The role of MBD as a universal discriminator of 5mC marks in DNA is questioned by the presence of SETDB1 orthologs in species lacking 5mC, such as Drosophila melanogaster and Caenorhabditis elegans6, and many MBD proteins do not bind 5mC (Supplementary Fig. 14c). However, the structure of human MBD1 shows its unique potential for recognizing 5mC in the major groove without encircling DNA, which makes MBD an ideal candidate for interacting with nucleosome-bound DNA without interference from core histones59,60. Moreover, three of the seven bdelloid SETDB1-like variants display two conserved arginines in the MBD involved in the recognition of cytosines in the DNA backbone, potentially accounting for CpG preference (Supplementary Fig. 14a, b). However, they show extensive variation in the length of the antiparallel β1-β2 loop, which reaches across the major groove and interacts with one of the methyl groups. Since the overall structure is compatible with recognition of an asymmetrical DNA methyl group in the nucleosomal context, we sought to find out whether some of the seven SETDB1 variants may have adapted to preferentially recognize a novel methyl mark in the major groove.
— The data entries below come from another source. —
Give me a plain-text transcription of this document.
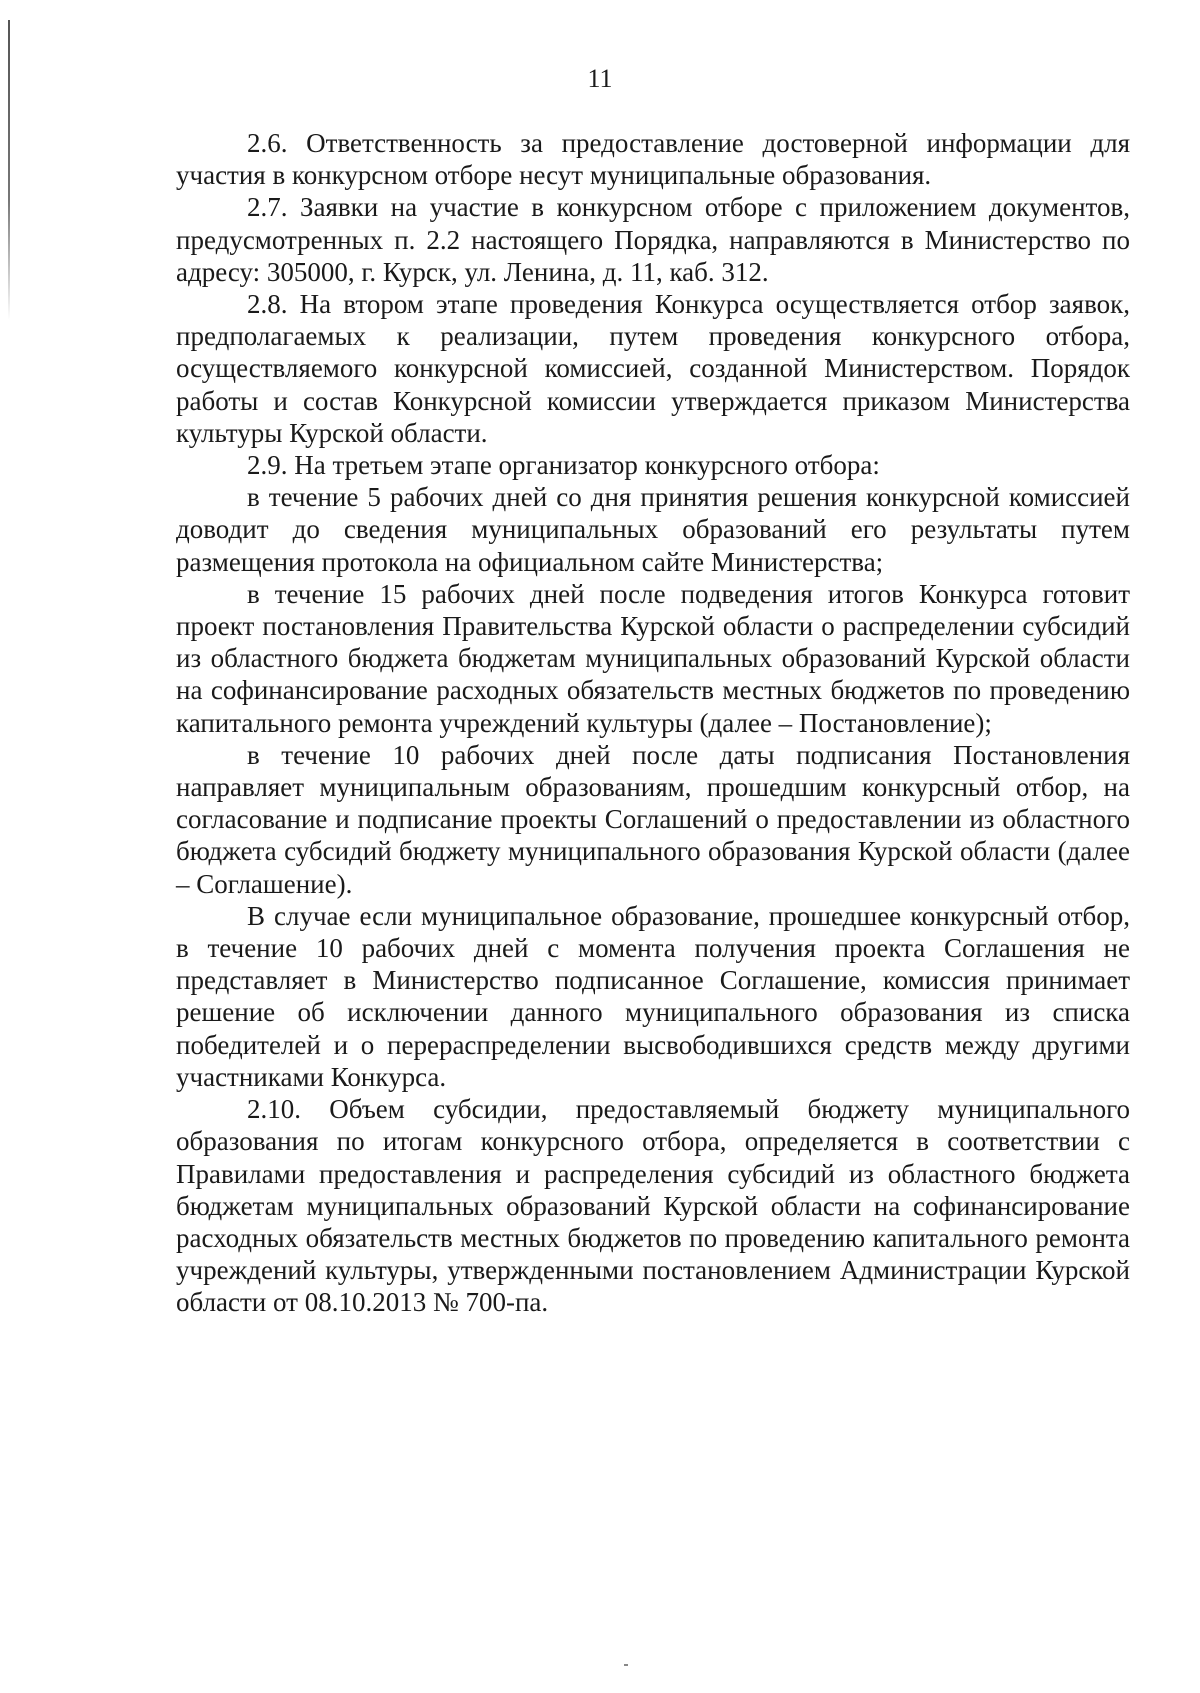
11

2.6. Ответственность за предоставление достоверной информации для участия в конкурсном отборе несут муниципальные образования.

2.7. Заявки на участие в конкурсном отборе с приложением документов, предусмотренных п. 2.2 настоящего Порядка, направляются в Министерство по адресу: 305000, г. Курск, ул. Ленина, д. 11, каб. 312.

2.8. На втором этапе проведения Конкурса осуществляется отбор заявок, предполагаемых к реализации, путем проведения конкурсного отбора, осуществляемого конкурсной комиссией, созданной Министерством. Порядок работы и состав Конкурсной комиссии утверждается приказом Министерства культуры Курской области.

2.9. На третьем этапе организатор конкурсного отбора:

в течение 5 рабочих дней со дня принятия решения конкурсной комиссией доводит до сведения муниципальных образований его результаты путем размещения протокола на официальном сайте Министерства;

в течение 15 рабочих дней после подведения итогов Конкурса готовит проект постановления Правительства Курской области о распределении субсидий из областного бюджета бюджетам муниципальных образований Курской области на софинансирование расходных обязательств местных бюджетов по проведению капитального ремонта учреждений культуры (далее – Постановление);

в течение 10 рабочих дней после даты подписания Постановления направляет муниципальным образованиям, прошедшим конкурсный отбор, на согласование и подписание проекты Соглашений о предоставлении из областного бюджета субсидий бюджету муниципального образования Курской области (далее – Соглашение).

В случае если муниципальное образование, прошедшее конкурсный отбор, в течение 10 рабочих дней с момента получения проекта Соглашения не представляет в Министерство подписанное Соглашение, комиссия принимает решение об исключении данного муниципального образования из списка победителей и о перераспределении высвободившихся средств между другими участниками Конкурса.

2.10. Объем субсидии, предоставляемый бюджету муниципального образования по итогам конкурсного отбора, определяется в соответствии с Правилами предоставления и распределения субсидий из областного бюджета бюджетам муниципальных образований Курской области на софинансирование расходных обязательств местных бюджетов по проведению капитального ремонта учреждений культуры, утвержденными постановлением Администрации Курской области от 08.10.2013 № 700-па.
To this end, we synthesized seven recombinant plasmids carrying tagged versions of the corresponding MBD/TAM domains (Supplementary Fig. 17a). We tested these proteins in electrophoretic mobility shift assays (EMSA) with the 451-bp repeat fragment (sAvL1-451, see above), which was either unmethylated or 4mC-methylated by N4CMT in vitro, to ensure sufficient methylation density and favorable position of methyl marks. As MBD/TAM is a generic DNA-binding domain, most AvMBD’s are capable of binding both unmethylated and methylated DNA fragments (Supplementary Fig. 17b, c). We chose AvMBD_s314 to assess its binding preference for 4mC-methylated DNA since the loss of its ortholog in D. carnosus (see above) is associated with a notable increase in LINE retrotransposon content51. We tested four AvMBD_s314 concentrations (2.38, 3.23, 3.75, and 4.14 nM) in EMSA with 32P-labeled sAvL1-451 and four concentrations of the unlabeled sAvL1-451 competitor, which was either unmethylated or 4mC-methylated by N4CMT_B in vitro. This approach provides a more adequate comparison than measurement of dissociation constants (Kd) for two labeled probes, as in vitro methylation is variably efficient. We observed a clear preference of s314 for binding 4mC-methylated DNA, with p t-test in four independent experiments (Source Data 2), when using >10× excess of non-labeled competing methylated or unmethylated DNA (p = 0.044 for 40×; p = 0.018 for 100×). Figure 6d shows a representative EMSA gel for the 3.75 nM s314 protein concentration, which yielded 88.3% protein-bound DNA with 0.05 nM 32P-labeled sAvL1-451 fragment. This protein concentration was tested twice, and the average change in the amount of unbound DNA over increasing concentrations of unlabeled competitor DNA (Fig. 6e) shows that upon the increase of competitor concentration, the shift from DNA–protein complex to unbound DNA occurs faster for 4mC-modified DNA than for unmethylated DNA, indicating a preference for 4mC target.